[mcphage]

Generally you move to a larger hash table long before you get that much key collision. Which is a big cost once, but the amortized cost doesn't change much.

But in general with these discussions, you assume that certain operations are constant on your "machine". For instance, addition is usually considered constant even though it isn't if your numbers are larger than your machine's word size.

In the case of the hash tables, you assume your hash is constant, even if, as you note, it isn't really. But the fact is, the coefficient for the O(log N) term is so small, that it doesn't really offer any useful insight towards the performance of the algorithm.

[SilasX]

>Generally you move to a larger hash table long before you get that much key collision. Which is a big cost once, but the amortized cost doesn't change much.

No, it's a big cost every time you pass a threshold, which happens an infinite number of times, because big-O assumes numbers can be arbitrarily large.

>But in general with these discussions, you assume that certain operations are constant on your "machine". For instance, addition is usually considered constant even though it isn't if your numbers are larger than your machine's word size.

As long as the max number size is orthogonal to the number of elements n, you can assume a bound on the time for an addition operation, and then it becomes a constant in your run-time expression with respect to n. No sleight-of-hand there.

>In the case of the hash tables, you assume your hash is constant, even if, as you note, it isn't really. But the fact is, the coefficient for the O(log N) term is so small, that it doesn't really offer any useful insight towards the performance of the algorithm.

All true, but the spec for big-O doesn't say "assume away stuff that doesn't matter in practice". It says, "as n gets arbitrarily large". When you make inconsistent, varying assumptions between problems, you're not doing STEM anymore; you're doing memorization, the kind of thing STEM isn't supposed to be like.

If "the" definition of big-O consistently included a definition that "we never have to deal with more than 2^64 elements", that would be fine. Instead, we have to memorize "the right answers" for when you can and can't assume that, and only then does O(1) for hash lookup pop out.

And if you really just care about in-practice, then you can no safely assume that a typical balanced binary tree lookup takes fewer ops than e.g. SHA256.

[mcphage]

> No, it's a big cost every time you pass a threshold, which happens an infinite number of times, because big-O assumes numbers can be arbitrarily large.

Yes, it happens repeatedly. But it's not a big cost on every operation. Instead, it's a bigger and bigger cost, that happens more and more rarely. Averaged over the run, it's insignificant.

> As long as the max number size is orthogonal to the number of elements n, you can assume a bound on the time for an addition operation, and then it becomes a constant in your run-time expression with respect to n.

But it isn't necessarily orthogonal. As you deal with more and more elements, it's probably true that those elements will get correspondingly large. But maybe they won't be! The point is, we've decided that that is not a significant issue, since it's not part of most algorithms involving addition.

> All true, but the spec for big-O doesn't say "assume away stuff that doesn't matter in practice"
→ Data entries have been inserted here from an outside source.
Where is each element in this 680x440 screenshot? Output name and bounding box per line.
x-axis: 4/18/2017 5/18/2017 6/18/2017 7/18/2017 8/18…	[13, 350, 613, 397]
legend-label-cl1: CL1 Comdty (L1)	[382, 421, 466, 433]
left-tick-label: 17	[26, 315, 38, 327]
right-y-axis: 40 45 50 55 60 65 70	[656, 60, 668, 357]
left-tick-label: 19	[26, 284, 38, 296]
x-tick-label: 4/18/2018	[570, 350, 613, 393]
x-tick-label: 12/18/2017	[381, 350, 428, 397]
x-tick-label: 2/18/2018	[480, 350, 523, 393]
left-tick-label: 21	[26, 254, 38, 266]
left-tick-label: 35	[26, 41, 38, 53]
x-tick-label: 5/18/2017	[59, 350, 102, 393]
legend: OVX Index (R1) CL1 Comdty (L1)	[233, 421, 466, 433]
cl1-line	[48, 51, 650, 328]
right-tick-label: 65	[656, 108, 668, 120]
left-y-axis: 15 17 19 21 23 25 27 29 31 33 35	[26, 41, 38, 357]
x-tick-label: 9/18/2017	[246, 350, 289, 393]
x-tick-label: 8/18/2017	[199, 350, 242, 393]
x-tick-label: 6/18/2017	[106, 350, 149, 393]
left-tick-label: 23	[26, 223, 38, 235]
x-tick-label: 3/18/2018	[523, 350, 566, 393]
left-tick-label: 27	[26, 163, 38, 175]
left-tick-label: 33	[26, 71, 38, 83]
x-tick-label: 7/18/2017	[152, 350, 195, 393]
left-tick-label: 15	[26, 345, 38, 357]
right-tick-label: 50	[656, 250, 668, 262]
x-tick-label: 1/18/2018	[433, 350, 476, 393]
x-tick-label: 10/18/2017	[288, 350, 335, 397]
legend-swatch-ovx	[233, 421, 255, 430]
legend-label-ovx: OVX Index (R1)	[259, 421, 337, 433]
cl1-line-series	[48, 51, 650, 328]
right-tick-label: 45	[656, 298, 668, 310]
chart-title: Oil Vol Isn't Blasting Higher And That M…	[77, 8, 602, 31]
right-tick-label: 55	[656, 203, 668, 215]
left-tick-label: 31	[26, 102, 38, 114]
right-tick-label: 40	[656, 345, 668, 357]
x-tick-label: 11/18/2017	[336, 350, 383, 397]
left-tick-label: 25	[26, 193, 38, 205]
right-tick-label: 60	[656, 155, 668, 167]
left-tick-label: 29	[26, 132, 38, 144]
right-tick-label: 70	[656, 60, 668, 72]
Of course it does. Everything is built on axioms and assumptions; things that are relevant to the problem, and things that are not.

> When you make inconsistent, varying assumptions between problems, you're not doing STEM anymore; you're doing memorization, the kind of thing STEM isn't supposed to be like.

I have no idea where this came from, but it's neither relevant nor accurate. Every STEM field requires a significant amount of memorization, and any application of a STEM field requires understanding what is relevant to the discussion at hand, and what is not.

The point of any system—Big O included—is to understand a problem. The cost of the hashing operation isn't relevant for understanding the performance characteristics of hash tables. Maybe your hashing function is O(log N), and so lookups are O(log N). Maybe your hashing algorithm is O(N^2), and so your lookups are O(N^2). Neither tells you anything about how your hash will perform.